While not necessarily a haunt or a display, per se, M.T. Coffin's Ghost Theater in Plymouth, MA is a spooky good time. At its heart it's just ghost stories told in a dimly lit room, but it's the storyteller, Mistress Theresa Coffin, that makes the show work so beautifully.

When you're admitted in, you are seated in a parlor adorned with all types of oddities from old lamps, weird paintings, and intricately designed carpets. After a brief introduction, the lights dim and a black-veiled woman floats into the room and starts telling tales of people who died before their times and who return to walk the earth as spirits. It turns out, most of the antiquities in the room are haunted items... pieces that have ghost stories associated with them. M.T. Coffin is a collector of haunted antiquity.
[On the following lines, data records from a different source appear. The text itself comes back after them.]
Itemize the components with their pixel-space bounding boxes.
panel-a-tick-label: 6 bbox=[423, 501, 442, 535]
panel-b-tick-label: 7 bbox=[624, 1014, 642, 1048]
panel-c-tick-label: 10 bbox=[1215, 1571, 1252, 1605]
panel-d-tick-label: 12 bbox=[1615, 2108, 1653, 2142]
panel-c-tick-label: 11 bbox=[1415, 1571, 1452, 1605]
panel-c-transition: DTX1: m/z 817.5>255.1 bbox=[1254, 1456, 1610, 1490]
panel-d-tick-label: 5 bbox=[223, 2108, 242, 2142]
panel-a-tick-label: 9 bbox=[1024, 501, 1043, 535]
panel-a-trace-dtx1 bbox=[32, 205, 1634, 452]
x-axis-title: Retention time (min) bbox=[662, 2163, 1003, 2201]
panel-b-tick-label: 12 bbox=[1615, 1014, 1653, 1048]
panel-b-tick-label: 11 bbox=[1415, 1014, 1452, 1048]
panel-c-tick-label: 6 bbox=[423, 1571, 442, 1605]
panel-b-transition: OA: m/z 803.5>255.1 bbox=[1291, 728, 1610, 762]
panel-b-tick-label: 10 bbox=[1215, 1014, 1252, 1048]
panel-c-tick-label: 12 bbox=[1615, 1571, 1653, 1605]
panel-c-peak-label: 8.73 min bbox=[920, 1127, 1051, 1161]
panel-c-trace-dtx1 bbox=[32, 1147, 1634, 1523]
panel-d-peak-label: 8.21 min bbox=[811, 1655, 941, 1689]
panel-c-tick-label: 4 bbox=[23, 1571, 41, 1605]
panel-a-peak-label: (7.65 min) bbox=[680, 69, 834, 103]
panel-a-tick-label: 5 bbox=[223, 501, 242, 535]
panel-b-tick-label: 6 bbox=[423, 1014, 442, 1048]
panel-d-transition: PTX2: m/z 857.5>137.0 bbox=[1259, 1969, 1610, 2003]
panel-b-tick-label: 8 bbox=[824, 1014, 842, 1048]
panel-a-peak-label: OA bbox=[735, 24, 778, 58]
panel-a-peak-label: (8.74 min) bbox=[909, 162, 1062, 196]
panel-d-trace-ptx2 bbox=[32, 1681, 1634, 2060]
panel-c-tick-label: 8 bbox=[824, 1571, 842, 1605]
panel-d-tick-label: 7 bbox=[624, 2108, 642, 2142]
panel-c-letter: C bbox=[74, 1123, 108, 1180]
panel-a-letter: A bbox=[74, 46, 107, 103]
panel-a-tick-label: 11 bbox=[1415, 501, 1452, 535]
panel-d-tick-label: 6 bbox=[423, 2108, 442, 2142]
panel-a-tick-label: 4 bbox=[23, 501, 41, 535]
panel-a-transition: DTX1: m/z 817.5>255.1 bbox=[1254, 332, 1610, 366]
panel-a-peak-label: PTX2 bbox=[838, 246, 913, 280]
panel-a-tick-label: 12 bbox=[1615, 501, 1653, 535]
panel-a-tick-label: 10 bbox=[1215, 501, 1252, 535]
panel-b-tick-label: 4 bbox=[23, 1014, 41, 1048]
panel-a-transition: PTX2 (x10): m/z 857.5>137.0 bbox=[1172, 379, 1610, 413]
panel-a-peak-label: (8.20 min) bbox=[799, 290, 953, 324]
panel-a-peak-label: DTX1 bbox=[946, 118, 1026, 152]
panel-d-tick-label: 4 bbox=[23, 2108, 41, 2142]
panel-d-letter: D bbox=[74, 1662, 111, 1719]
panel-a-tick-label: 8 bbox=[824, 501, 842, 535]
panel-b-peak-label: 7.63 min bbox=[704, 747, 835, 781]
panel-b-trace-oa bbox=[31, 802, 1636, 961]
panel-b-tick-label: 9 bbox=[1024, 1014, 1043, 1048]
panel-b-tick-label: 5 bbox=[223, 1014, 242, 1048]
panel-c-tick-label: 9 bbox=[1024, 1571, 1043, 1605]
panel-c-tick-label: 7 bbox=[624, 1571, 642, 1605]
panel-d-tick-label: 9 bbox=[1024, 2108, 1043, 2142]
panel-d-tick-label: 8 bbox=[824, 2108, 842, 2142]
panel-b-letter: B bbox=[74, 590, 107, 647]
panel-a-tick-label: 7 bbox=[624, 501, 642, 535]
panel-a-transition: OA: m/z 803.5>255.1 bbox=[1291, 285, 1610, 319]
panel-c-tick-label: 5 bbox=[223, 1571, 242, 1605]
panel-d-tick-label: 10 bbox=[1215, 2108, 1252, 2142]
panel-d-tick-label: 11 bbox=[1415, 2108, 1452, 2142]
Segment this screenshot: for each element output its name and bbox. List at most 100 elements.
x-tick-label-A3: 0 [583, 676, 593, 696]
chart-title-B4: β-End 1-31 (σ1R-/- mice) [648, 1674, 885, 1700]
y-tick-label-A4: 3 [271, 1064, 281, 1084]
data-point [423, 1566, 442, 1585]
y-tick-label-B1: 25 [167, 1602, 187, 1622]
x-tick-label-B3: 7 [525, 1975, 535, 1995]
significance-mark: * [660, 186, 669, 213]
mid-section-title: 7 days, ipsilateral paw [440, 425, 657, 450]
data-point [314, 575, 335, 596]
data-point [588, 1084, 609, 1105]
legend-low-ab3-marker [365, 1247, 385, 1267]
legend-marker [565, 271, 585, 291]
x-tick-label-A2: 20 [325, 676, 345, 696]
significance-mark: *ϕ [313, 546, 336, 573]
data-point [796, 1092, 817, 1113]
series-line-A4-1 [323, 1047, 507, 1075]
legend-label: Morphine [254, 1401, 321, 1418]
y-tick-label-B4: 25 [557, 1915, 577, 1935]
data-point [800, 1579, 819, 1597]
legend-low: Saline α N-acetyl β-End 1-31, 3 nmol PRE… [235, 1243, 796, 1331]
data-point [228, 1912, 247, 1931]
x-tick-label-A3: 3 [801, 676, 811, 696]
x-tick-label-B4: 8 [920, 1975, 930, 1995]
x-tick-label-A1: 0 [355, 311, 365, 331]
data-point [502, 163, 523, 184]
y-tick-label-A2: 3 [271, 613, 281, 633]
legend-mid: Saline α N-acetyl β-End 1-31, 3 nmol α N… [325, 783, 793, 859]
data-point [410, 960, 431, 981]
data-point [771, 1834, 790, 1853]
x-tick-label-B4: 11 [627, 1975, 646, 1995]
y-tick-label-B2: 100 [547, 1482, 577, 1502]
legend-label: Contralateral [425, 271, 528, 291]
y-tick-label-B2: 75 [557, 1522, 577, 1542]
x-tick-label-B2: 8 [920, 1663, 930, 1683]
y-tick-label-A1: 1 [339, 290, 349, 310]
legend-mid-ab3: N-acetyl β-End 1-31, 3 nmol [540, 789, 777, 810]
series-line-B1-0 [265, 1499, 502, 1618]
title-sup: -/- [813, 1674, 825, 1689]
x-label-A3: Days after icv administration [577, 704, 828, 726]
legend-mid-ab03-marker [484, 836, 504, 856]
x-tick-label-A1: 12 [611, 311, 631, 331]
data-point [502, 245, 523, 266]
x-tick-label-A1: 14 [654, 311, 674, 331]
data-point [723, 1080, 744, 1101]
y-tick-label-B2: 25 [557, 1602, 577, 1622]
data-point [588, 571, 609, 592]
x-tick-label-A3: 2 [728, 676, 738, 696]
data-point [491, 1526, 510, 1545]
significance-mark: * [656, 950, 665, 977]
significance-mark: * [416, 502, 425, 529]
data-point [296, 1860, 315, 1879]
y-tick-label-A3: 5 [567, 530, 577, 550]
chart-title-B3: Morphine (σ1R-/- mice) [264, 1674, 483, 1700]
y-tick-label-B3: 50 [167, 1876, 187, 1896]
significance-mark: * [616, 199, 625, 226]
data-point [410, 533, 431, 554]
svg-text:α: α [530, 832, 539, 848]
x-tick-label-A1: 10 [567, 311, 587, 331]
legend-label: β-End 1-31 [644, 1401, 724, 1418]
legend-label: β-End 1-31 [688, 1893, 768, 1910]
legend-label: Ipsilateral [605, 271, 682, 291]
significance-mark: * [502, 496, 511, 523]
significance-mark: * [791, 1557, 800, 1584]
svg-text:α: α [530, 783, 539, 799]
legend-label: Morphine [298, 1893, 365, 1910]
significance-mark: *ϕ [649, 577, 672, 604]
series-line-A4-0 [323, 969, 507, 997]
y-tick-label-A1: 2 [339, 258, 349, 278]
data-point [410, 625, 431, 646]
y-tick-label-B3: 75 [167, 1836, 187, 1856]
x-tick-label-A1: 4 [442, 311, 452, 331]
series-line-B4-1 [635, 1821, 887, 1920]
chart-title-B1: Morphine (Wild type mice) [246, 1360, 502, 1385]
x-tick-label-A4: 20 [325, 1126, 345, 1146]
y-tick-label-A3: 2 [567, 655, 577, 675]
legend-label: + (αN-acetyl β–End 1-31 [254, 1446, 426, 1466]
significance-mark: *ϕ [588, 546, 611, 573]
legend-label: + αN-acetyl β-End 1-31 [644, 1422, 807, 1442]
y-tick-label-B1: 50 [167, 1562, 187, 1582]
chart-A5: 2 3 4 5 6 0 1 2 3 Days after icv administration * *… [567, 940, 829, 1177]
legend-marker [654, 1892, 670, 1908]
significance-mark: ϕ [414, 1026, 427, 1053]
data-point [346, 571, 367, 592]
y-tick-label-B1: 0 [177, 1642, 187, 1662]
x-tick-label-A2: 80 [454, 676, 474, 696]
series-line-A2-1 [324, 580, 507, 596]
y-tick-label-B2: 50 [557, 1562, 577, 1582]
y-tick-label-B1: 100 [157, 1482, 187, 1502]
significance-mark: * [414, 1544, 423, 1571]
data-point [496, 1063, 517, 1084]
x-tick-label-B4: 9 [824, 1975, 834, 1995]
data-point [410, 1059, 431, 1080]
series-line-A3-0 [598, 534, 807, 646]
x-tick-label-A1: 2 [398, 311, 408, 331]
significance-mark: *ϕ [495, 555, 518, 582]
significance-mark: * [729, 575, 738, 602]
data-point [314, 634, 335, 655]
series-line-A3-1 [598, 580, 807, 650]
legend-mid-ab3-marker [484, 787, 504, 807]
After a few spooky tales, you are then encouraged to join M.T. Coffin in the basement for a few tales in total darkness. The atmosphere down there is chilling to the bone, and M.T. Coffin glides about the room often times startling patrons as she (seemingly) materializes just next to your ear to personally tell you a small bit of the story.

It's a great time, and I think I ought to get the gang together for another trip up there this year. If I didn't run my yard display, I'd try to book a show for Halloween night, as she tells her scariest tales on that night.

Anyone else have anything similar near them?


----------



## The Shape (Apr 14, 2004)

I whole-heartedly agree... that was a great time. Maybe we can all get together sometime this summer and check one out.


----------



## MacCionoadha Bean Sidhe (Jul 10, 2006)

MT Coffin's Ghost Theater no longer exists. I believe it was last year, that it closed shop. I don't know why or if she just relocated. Her website address no longer exists, too. I miss it. I went there every year; to listen to her stories. She did a wonderful Christmas presentation of 'A Christmas Carol'.


----------



## Zombie-F (Apr 12, 2004)

MacCionoadha Bean Sidhe said:


> MT Coffin's Ghost Theater no longer exists. I believe it was last year, that it closed shop. I don't know why or if she just relocated. Her website address no longer exists, too. I miss it. I went there every year; to listen to her stories. She did a wonderful Christmas presentation of 'A Christmas Carol'.


That's too bad. I really had fun there. I remember them saying that they had set up shop in various parts of the country over the years, so maybe she just moved on to another region if the business in this area dried up.


----------